Background and aim: Non-invasive methods have been proposed as surrogate markers for liver biopsy. It was shown that serum hyaluronic acid (HA) and laminin (LN) levels increase with the development of liver fibrosis. The aim of this study was to determine serum HA and LN levels cut-off points for predicting liver fibrosis, highlighting their diagnostic value and their changes during treatment.
Methods: Serum HA and LN levels in chronic hepatitis patients (n=62) and controls (n=20) were assessed by ELISA and liver histopathological parameters were evaluated by the modified Knodell score.
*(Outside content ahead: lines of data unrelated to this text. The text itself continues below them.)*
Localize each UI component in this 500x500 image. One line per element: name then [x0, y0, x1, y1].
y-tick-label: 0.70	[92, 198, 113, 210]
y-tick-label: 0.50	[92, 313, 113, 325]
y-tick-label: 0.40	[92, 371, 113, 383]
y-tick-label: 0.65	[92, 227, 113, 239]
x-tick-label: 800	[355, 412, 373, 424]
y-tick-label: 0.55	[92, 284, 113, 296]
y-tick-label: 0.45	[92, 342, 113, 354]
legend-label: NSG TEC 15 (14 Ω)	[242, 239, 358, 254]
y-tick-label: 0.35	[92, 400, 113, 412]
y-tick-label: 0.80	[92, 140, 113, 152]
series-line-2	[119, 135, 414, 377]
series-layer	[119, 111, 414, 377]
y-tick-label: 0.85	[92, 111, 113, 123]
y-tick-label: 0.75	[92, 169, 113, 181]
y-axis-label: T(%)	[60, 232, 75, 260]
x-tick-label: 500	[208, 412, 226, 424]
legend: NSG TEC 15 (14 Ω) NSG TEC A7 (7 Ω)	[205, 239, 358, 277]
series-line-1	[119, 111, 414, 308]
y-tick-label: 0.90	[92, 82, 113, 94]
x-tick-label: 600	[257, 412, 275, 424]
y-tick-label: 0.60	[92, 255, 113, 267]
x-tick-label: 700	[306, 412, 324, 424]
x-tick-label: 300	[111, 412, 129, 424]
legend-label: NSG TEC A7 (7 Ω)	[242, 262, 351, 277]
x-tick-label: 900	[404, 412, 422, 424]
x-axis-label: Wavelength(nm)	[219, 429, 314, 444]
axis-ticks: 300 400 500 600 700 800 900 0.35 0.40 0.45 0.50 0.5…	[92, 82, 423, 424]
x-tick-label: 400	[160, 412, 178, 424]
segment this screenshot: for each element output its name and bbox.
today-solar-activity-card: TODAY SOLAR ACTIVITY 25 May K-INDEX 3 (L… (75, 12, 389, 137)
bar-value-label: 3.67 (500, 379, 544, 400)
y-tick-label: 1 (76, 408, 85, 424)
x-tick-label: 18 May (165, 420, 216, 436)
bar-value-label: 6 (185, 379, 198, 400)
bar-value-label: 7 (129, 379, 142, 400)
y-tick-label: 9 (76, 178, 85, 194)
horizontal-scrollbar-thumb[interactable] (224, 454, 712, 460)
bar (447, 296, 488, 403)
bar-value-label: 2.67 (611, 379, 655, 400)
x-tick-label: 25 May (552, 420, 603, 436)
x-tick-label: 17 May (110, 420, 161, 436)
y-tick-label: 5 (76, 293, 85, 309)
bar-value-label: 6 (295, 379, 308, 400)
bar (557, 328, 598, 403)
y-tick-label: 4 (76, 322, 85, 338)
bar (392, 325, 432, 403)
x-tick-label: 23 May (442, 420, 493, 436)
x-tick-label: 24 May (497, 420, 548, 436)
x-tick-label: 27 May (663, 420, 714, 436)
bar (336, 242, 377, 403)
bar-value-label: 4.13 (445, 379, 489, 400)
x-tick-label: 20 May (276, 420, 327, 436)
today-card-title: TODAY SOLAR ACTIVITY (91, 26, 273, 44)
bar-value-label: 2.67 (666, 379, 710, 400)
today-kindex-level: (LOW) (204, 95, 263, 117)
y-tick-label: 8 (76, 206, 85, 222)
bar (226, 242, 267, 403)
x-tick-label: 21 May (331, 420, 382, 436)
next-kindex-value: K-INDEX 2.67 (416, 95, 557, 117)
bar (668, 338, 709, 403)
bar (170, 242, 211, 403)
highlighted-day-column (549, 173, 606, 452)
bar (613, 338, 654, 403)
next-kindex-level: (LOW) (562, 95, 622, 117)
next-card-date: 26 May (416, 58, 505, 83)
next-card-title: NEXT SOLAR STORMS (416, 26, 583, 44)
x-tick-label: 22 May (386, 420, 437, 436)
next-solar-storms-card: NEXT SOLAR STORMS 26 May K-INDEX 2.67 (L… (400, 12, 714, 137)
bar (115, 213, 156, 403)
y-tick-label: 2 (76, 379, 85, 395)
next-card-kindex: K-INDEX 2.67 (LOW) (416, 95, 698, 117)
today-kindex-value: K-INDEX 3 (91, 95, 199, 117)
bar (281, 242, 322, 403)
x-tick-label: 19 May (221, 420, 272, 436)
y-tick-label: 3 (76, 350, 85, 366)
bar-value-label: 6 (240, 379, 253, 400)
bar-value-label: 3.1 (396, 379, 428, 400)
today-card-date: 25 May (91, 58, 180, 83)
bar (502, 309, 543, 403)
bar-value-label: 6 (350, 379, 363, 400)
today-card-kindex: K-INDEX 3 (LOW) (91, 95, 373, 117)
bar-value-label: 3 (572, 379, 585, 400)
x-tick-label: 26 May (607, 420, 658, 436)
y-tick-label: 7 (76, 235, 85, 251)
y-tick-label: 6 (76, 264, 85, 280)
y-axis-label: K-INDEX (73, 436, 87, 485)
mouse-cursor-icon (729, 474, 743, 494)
Results: Mean serum HA (113.4 +/- 59.2 ng/ml) and LN (91.9 +/- 20.9 ng/ml) concentrations in patients were greater than in controls (46.6 +/- 10.5 and 46.1 +/- 10.1 ng/ml, p < 0.001). A strong correlation between serum HA and LN concentrations with hepatic necroinflammatory lesions was found (p < 0.001). A cut-off point of 59.5 ng/ml HA and 52.0 ng/ml LN for the discrimination of patients with liver fibrosis from healthy controls and 102.0 ng/ml HA and 92.5 ng/ml LN for the discrimination of patients with mild from severe fibrosis showed acceptable AUC, sensitivity and specificity. After six months of treatment, a gradual decrease in serum HA and LN levels was observed, however the levels were still higher than those of the controls (p < 0.05).
Conclusions: Serum hyaluronic acid and laminin concentrations increase in liver fibrosis and could be used as a noninvasive biomarker to discriminate between patients with liver fibrosis and healthy individuals.